Issue with nested Joiner nodes

dursundelen · September 27, 2021, 1:26am

The new Joiner seems to concatenate the RowIDs from the two tables, like Row12_Row12. When I want to join the results of the first Joiner to another table with the same RowIDs, it does not work because the joiner output chanced the syntax on the RowIDs.

Example: If I am joining the result tables from three prediction models (MLP, DT, LR) using two Joiners, I used to be able to do this with the old joiner, but not, I can’t.

Any practical fix for this? Any insight?

I tried using the RowID node to extract and use the newly created column for joining, but then the column becomes an issue to deal with for each prediction model type. I wish they would place a CheckBox to optionally avoid the RowID concatenation.

elsamuel · September 27, 2021, 1:30am

In the Joiner node configuration, there’s an option to assign new row keys sequentially. Does that help?

dursundelen · September 27, 2021, 1:47am

No, because you want to join based on the specific RowIDs (corresponding to randomly selected test data set) for all model types.

bruno29a · September 27, 2021, 3:20am

Hi @dursundelen , as I said in other posts, I try to avoid using the RowID as you don’t have control on it.

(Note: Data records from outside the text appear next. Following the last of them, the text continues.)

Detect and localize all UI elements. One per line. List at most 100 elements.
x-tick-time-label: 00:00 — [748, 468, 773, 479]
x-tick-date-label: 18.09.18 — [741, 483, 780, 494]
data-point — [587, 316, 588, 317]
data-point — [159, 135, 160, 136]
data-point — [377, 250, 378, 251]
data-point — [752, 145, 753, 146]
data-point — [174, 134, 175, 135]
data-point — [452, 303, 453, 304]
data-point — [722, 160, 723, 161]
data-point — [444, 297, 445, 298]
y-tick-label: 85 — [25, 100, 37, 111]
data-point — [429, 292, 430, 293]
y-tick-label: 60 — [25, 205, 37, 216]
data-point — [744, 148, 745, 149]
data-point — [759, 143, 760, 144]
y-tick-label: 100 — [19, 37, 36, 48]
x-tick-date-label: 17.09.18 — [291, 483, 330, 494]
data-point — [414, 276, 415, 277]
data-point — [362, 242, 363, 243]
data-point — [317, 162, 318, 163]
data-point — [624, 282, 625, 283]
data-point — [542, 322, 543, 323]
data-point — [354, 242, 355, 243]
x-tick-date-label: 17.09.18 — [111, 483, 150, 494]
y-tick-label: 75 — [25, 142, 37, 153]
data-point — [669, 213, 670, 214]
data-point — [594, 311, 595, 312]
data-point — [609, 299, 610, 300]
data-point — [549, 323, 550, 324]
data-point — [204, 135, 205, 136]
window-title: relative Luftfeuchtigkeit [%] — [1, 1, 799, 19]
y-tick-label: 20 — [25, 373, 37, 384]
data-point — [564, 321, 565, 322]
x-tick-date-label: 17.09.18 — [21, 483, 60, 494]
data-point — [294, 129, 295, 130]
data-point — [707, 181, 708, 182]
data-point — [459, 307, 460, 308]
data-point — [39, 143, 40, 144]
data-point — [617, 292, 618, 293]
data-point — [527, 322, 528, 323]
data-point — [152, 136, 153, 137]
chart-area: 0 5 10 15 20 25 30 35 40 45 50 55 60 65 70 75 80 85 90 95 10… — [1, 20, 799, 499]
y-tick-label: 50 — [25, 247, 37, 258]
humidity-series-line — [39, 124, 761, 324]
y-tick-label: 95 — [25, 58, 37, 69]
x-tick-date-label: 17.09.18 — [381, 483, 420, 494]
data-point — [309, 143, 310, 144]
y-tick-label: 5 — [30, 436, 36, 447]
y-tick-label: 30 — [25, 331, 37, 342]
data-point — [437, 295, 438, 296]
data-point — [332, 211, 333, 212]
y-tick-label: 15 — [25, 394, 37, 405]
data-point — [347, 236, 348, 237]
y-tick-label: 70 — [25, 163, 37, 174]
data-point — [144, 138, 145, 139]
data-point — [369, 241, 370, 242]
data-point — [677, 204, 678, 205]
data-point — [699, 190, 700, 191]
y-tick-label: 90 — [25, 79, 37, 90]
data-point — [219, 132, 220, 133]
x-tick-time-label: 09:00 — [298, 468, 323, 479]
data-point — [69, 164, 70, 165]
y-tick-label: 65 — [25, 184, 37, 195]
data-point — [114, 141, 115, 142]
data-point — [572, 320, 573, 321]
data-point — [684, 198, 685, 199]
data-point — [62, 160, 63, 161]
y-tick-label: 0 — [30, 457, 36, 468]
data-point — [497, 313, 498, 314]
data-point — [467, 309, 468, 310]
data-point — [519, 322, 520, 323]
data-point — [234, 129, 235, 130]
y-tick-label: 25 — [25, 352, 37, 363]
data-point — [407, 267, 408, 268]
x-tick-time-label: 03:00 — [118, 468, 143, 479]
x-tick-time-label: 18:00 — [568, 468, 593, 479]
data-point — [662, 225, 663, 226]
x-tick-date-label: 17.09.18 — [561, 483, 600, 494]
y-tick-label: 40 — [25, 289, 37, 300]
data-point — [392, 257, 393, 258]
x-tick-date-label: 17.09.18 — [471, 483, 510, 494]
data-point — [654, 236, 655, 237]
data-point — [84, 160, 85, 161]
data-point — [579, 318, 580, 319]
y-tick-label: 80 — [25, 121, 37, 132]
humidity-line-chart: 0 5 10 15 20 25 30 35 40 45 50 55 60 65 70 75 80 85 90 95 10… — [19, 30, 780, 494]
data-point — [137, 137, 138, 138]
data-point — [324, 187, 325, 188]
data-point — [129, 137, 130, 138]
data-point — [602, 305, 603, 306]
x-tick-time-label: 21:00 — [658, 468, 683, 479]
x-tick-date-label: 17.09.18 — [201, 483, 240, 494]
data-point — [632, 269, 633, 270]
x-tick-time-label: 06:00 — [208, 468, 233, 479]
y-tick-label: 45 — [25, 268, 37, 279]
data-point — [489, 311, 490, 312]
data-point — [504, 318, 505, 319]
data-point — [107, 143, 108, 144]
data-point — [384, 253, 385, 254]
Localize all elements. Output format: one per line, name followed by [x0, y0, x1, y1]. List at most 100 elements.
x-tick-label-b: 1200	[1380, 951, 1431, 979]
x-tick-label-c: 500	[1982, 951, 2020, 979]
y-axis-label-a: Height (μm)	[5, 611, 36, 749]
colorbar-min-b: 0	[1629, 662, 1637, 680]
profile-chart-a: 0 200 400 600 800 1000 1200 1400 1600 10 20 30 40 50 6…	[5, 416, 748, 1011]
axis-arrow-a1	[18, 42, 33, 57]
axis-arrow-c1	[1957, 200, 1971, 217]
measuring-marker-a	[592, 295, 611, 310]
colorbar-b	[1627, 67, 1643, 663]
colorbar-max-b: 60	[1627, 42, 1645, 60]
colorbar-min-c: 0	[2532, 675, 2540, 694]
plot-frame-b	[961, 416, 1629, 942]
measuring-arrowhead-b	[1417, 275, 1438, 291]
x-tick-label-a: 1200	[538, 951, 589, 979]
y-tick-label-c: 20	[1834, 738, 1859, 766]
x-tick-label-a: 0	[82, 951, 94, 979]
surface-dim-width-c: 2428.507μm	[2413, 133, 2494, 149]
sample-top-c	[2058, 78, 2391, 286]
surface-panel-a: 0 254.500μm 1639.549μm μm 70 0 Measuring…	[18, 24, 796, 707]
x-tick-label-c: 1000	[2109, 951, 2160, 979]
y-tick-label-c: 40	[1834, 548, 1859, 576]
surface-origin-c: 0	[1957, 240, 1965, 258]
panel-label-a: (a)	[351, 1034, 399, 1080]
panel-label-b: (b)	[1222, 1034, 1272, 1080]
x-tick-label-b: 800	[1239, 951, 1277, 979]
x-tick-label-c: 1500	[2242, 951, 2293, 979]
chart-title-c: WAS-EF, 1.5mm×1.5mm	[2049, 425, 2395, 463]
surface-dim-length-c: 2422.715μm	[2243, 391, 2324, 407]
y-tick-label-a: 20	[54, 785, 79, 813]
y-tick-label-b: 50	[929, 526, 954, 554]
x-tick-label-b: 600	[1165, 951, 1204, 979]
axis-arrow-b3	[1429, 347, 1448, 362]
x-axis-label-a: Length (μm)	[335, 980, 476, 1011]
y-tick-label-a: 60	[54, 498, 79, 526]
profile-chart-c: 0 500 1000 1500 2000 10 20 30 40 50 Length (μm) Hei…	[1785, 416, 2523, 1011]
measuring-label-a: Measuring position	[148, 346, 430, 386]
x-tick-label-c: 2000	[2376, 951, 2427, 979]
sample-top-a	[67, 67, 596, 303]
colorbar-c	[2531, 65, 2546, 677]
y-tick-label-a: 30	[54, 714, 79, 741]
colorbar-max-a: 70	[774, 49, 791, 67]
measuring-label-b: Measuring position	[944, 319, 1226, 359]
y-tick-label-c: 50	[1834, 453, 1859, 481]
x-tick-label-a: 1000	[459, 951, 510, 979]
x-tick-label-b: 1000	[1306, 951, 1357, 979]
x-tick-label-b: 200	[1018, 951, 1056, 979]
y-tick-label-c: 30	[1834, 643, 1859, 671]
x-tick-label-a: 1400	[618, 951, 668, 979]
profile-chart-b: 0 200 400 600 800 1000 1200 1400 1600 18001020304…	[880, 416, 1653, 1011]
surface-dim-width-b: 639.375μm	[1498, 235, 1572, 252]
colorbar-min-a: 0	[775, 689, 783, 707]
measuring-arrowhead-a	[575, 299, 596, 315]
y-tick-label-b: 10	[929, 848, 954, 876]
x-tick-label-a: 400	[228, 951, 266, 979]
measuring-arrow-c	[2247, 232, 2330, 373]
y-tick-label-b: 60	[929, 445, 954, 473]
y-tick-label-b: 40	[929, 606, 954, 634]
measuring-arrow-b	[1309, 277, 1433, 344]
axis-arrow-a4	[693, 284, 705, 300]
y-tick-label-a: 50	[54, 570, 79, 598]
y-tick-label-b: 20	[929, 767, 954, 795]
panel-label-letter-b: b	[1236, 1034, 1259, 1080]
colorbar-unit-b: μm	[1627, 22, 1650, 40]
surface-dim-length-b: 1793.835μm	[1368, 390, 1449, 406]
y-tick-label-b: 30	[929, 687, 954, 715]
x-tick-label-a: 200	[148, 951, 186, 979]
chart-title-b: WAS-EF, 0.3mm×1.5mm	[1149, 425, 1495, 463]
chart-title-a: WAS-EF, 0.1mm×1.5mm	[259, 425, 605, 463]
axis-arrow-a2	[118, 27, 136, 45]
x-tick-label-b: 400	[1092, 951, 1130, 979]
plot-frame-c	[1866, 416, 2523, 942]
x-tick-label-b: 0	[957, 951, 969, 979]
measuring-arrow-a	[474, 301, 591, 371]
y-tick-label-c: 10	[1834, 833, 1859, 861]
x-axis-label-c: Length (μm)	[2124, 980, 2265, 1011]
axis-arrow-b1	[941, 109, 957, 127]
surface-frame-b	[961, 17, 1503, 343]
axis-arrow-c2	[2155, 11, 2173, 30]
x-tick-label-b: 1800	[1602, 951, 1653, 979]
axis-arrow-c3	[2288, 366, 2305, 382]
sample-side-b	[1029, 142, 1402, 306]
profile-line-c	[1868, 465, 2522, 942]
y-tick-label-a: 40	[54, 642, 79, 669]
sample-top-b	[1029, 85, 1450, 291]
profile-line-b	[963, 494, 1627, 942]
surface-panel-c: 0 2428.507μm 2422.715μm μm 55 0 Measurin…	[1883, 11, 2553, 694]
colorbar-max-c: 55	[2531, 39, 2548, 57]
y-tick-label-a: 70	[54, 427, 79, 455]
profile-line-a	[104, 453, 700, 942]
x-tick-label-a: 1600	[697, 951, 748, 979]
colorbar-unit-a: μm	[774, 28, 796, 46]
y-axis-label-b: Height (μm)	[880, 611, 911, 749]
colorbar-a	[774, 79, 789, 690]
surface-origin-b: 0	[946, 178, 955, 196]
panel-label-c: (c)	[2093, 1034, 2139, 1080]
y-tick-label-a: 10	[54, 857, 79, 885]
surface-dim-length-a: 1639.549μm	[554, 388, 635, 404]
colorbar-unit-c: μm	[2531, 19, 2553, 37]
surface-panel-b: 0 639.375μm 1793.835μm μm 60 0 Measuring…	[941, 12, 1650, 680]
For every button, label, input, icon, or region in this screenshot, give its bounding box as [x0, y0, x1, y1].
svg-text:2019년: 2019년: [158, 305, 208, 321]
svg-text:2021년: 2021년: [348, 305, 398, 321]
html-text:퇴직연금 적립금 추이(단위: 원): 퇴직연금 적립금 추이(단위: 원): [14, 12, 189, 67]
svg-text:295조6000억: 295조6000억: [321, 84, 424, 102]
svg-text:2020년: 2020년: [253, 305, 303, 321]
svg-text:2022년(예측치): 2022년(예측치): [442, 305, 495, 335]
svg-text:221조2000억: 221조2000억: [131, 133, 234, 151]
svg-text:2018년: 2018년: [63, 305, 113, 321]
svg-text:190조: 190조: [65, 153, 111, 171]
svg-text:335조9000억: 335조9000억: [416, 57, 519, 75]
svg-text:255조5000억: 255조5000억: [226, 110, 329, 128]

So, I don’t even look at that column, nor do I store my values in that column.

If somehow you ended up storing your values there, you can extract them via the RowID node. I did read that you tried that, but you said that the column became an issue? Can you show us what you did and how it’s an issue?

dursundelen · September 27, 2021, 3:24pm

I agree, using RowID is not ideal in most cases, especially is you have a natural primary key field in the dataset. However, for a dataset that does not have a natural primary key, to join the output tables of several predictive models (the test data with results column included) for a combined ROC curve, I usually use RowID with Joiner nodes. It seems to be the most intuitive way to handle it.

Again, I wish we had the option to omit the concatenation of the RowIDs, just he way it was in the previous version. That would have solved this issue.

bruno29a · September 27, 2021, 3:46pm

Hi @dursundelen , I’m not sure how this option (omit the concatenation of the RowIDs) would work.
The 2 tables that you are joining each have their own respective RowID, so both can have RowIDs Row0, Row1, Row2, etc…, and when joining, you are taking the records with their own respective RowIDs from their respective tables. If you want to omit the concatenation, which RowIDs would you omit and which ones not? Should it be only the RowIDs from the 1st table?

The way the current RowIDs work after the join is that it shows you which RowID from table1 matched with which RowID from table2.

For dataset that does not have a natural primary key, you can just add an auto increment column to your data set. You can use the Counter Generation node for that - and that’s how I avoid using knime’s embedded RowID column. Something like this:

Input:

Counter generation:

And after rename of the column:

dursundelen · September 27, 2021, 5:44pm

I hear what you are saying. Thank you for your suggestion, I think it would would. I also tried teh following method: I extracted the RowIDs using RowID node, right before the Joiner node, and then joined on this new field (I called, ID) in both tables, and that worked fine. The only thing here is that I have to do some additional work before I can join three or more result tables for a combined ROC curve. I wonder if anyone had done this with a more efficient way?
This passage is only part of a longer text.